# Let's Play Chess!

In chess, the king (♔, ♚) is the most important piece. The object of the game is to trap the opponent's king so that its escape is not possible (checkmate). If a player's king is threatened with capture, it is said to be in check, and the player must remove the threat of capture on the next move. If this cannot be done, the king is said to be in checkmate. Although the king is the most important piece, it is usually the weakest piece in the game until a later phase, the endgame.

The queen (♕,♛) is the most powerful piece in the game of chess, able to move any number of squares vertically, horizontally or diagonally. Each player starts the game with one queen, placed in the middle of the first rank next to the king. Because of the value of a queen, it is sometimes used as bait to lure an opponent into a trap by a queen sacrifice. Another tactic is to use the queen to threaten the opponent's queen, to either retreat or to exchange the queen (losing both of them) to reduce the game to less powerful pieces. The queen is often used in conjunction with another piece, such as teamed with a bishop or rook, where the pieces could guard each other while threatening the opponent pieces.

A rook (♖ ♜ borrowed from Persian رخ rokh, Sanskrit रथ rath, "chariot") is a piece in the strategy board game of chess. Formerly the piece was called the tower, marquess, rector, and comes (Sunnucks 1970). The term castle is considered informal, incorrect, or old-fashioned. Each player starts the game with two rooks, one in each of the corner squares on their own side of the board.

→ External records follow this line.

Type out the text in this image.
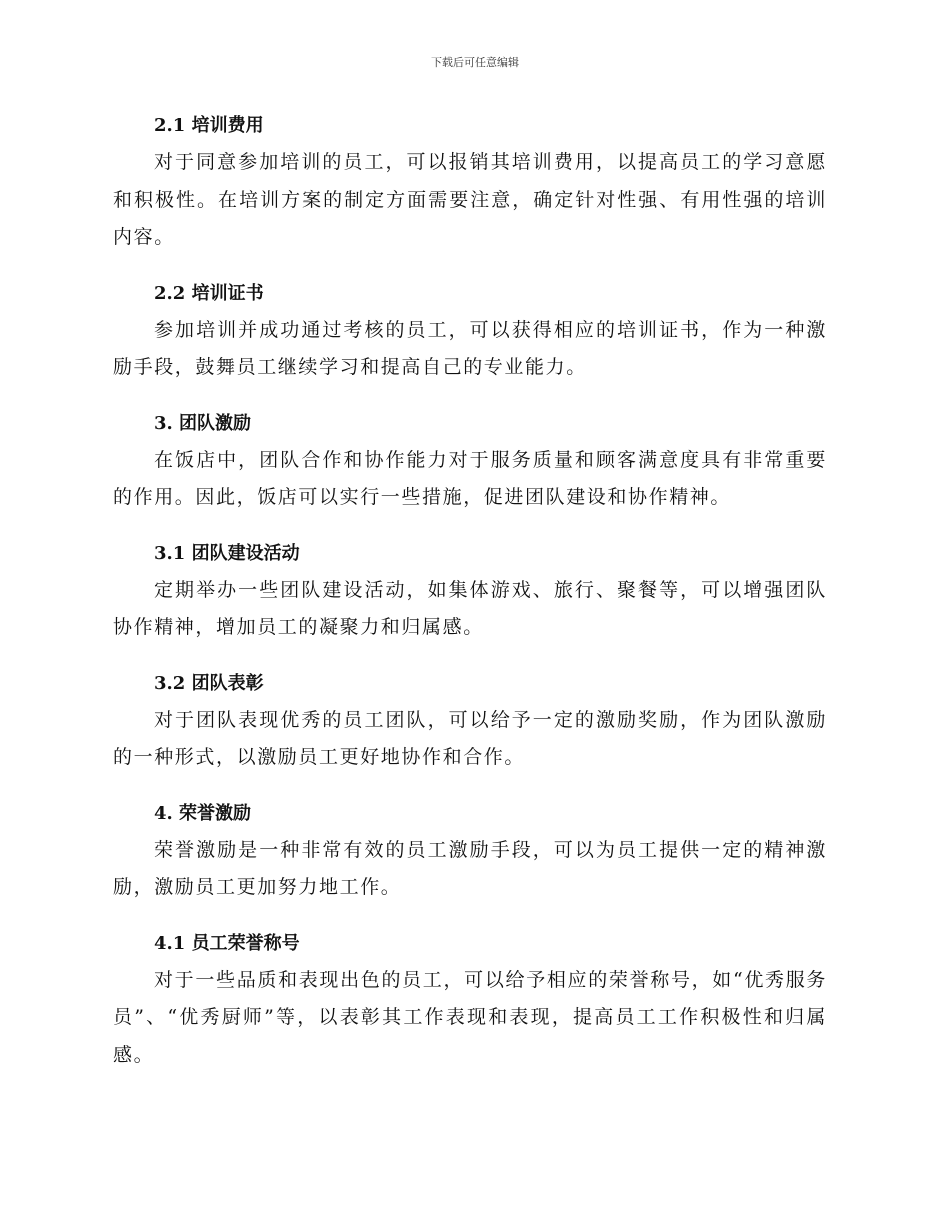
下载后可任意编辑
2.1 培训费用

对于同意参加培训的员工，可以报销其培训费用，以提高员工的学习意愿和积极性。在培训方案的制定方面需要注意，确定针对性强、有用性强的培训内容。

2.2 培训证书

参加培训并成功通过考核的员工，可以获得相应的培训证书，作为一种激励手段，鼓舞员工继续学习和提高自己的专业能力。

3. 团队激励

在饭店中，团队合作和协作能力对于服务质量和顾客满意度具有非常重要的作用。因此，饭店可以实行一些措施，促进团队建设和协作精神。

3.1 团队建设活动

定期举办一些团队建设活动，如集体游戏、旅行、聚餐等，可以增强团队协作精神，增加员工的凝聚力和归属感。

3.2 团队表彰

对于团队表现优秀的员工团队，可以给予一定的激励奖励，作为团队激励的一种形式，以激励员工更好地协作和合作。

4. 荣誉激励

荣誉激励是一种非常有效的员工激励手段，可以为员工提供一定的精神激励，激励员工更加努力地工作。

4.1 员工荣誉称号

对于一些品质和表现出色的员工，可以给予相应的荣誉称号，如“优秀服务员”、“优秀厨师”等，以表彰其工作表现和表现，提高员工工作积极性和归属感。
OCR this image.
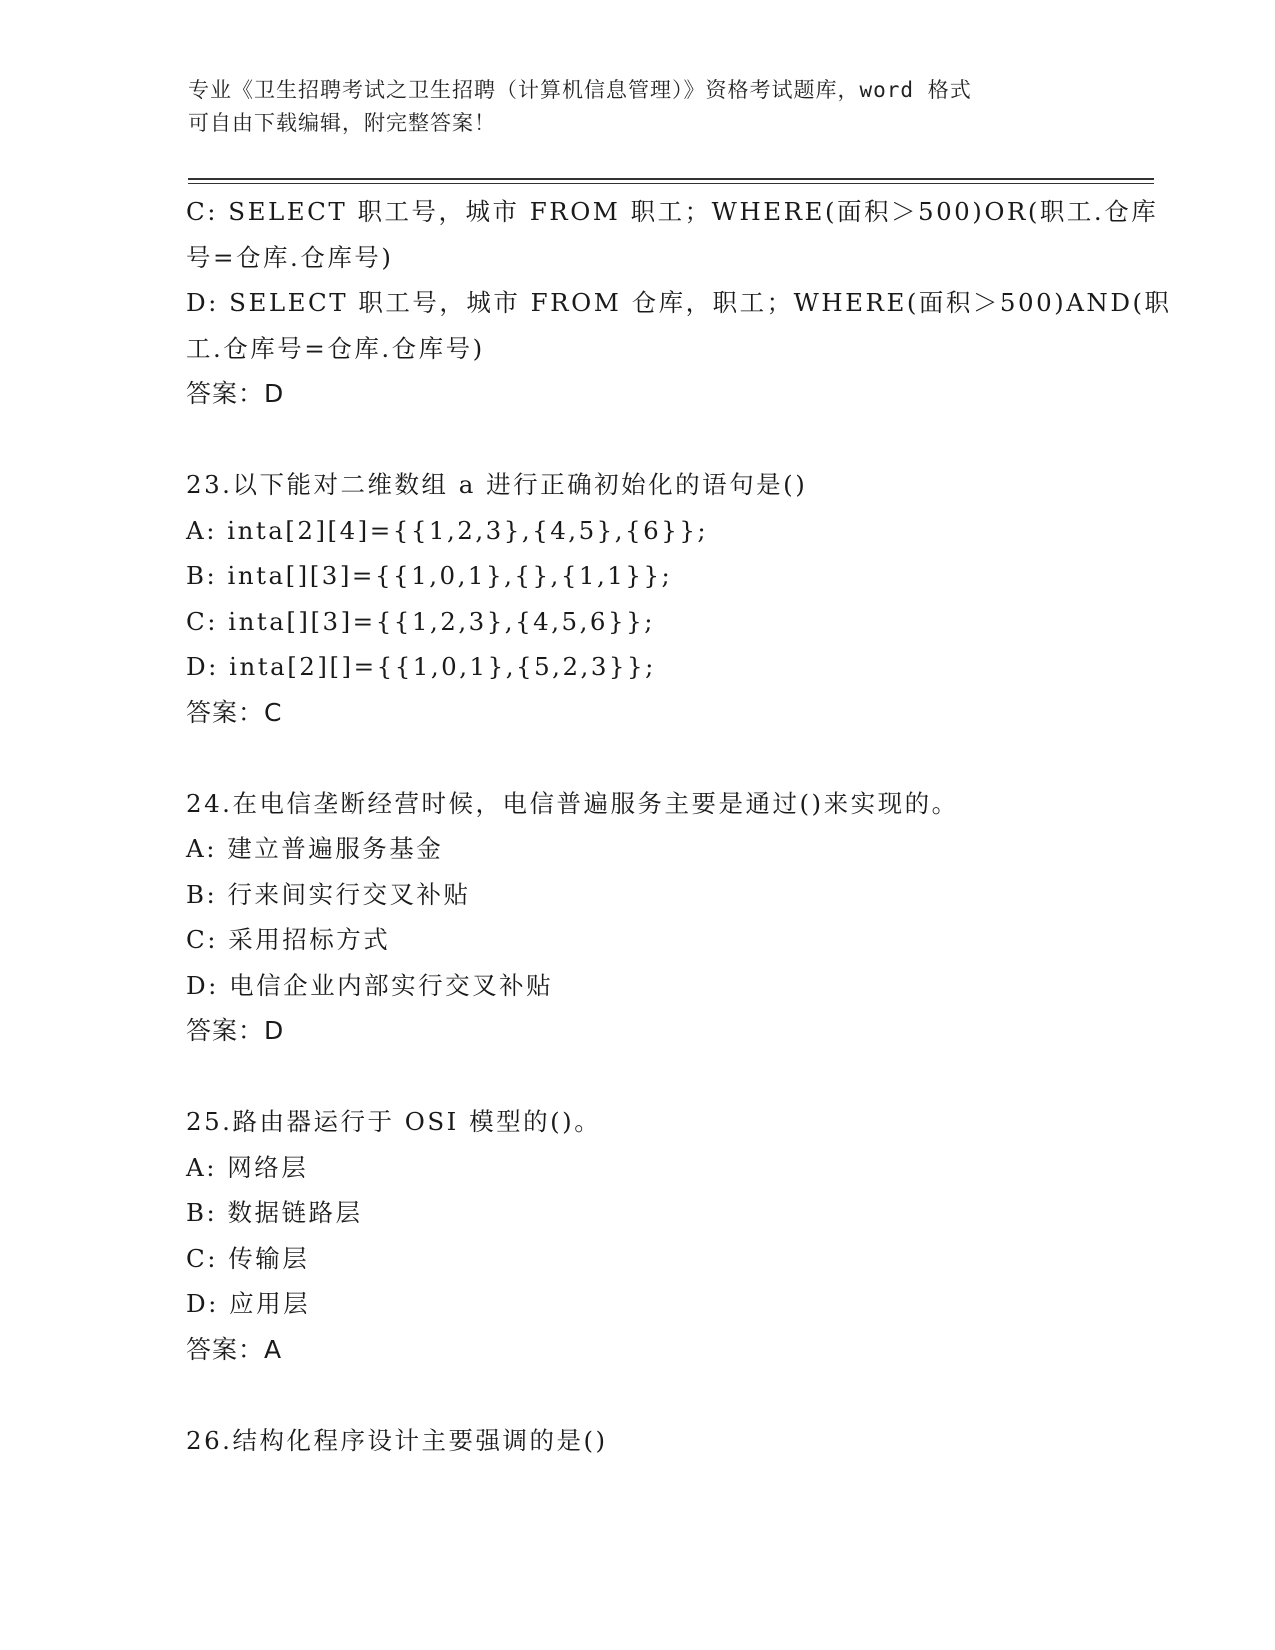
专业《卫生招聘考试之卫生招聘（计算机信息管理）》资格考试题库，word 格式
可自由下载编辑，附完整答案！
C: SELECT 职工号，城市 FROM 职工；WHERE(面积＞500)OR(职工.仓库
号=仓库.仓库号)
D: SELECT 职工号，城市 FROM 仓库，职工；WHERE(面积＞500)AND(职
工.仓库号=仓库.仓库号)
答案：D
23.以下能对二维数组 a 进行正确初始化的语句是()
A: inta[2][4]={{1,2,3},{4,5},{6}};
B: inta[][3]={{1,0,1},{},{1,1}};
C: inta[][3]={{1,2,3},{4,5,6}};
D: inta[2][]={{1,0,1},{5,2,3}};
答案：C
24.在电信垄断经营时候，电信普遍服务主要是通过()来实现的。
A: 建立普遍服务基金
B: 行来间实行交叉补贴
C: 采用招标方式
D: 电信企业内部实行交叉补贴
答案：D
25.路由器运行于 OSI 模型的()。
A: 网络层
B: 数据链路层
C: 传输层
D: 应用层
答案：A
26.结构化程序设计主要强调的是()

A bishop (♗,♝) is a piece in the board game of chess. Each player begins the game with two bishops. One starts between the king's knight and the king, the other between the queen's knight and the queen. In algebraic notation the starting squares are c1 and f1 for White's bishops, and c8 and f8 for Black's bishops.

The knight (♘ ♞) is a piece in the game of chess, representing a knight (armored cavalry). It is normally represented by a horse's head and neck. Each player starts with two knights, which begin on the row closest to the player, one square from each corner.

The pawn (♙♟) is the most numerous piece in the game of chess, and in most circumstances, also the weakest. It historically represents infantry, or more particularly, armed peasants or pikemen.[citation needed] Each player begins a game of chess with eight pawns, one on each square of the rank immediately in front of the other pieces. (In algebraic notation, the white pawns start on a2, b2, c2, ..., h2, while black pawns start on a7, b7, c7, ..., h7.) Individual pawns are referred to by the file on which they stand. For example, one speaks of "White's f-pawn" or "Black's b-pawn", or less commonly (using descriptive notation), "White's king bishop pawn" or "Black's queen knight pawn". It is also common to refer to a rook pawn, meaning any pawn on the a- or h-file, a knight pawn (on the b- or g-file), a bishop pawn (on the c- or f-file), a queen pawn (on the d-file), a king pawn (on the e-file), and a central pawn (on either the d- or e-file).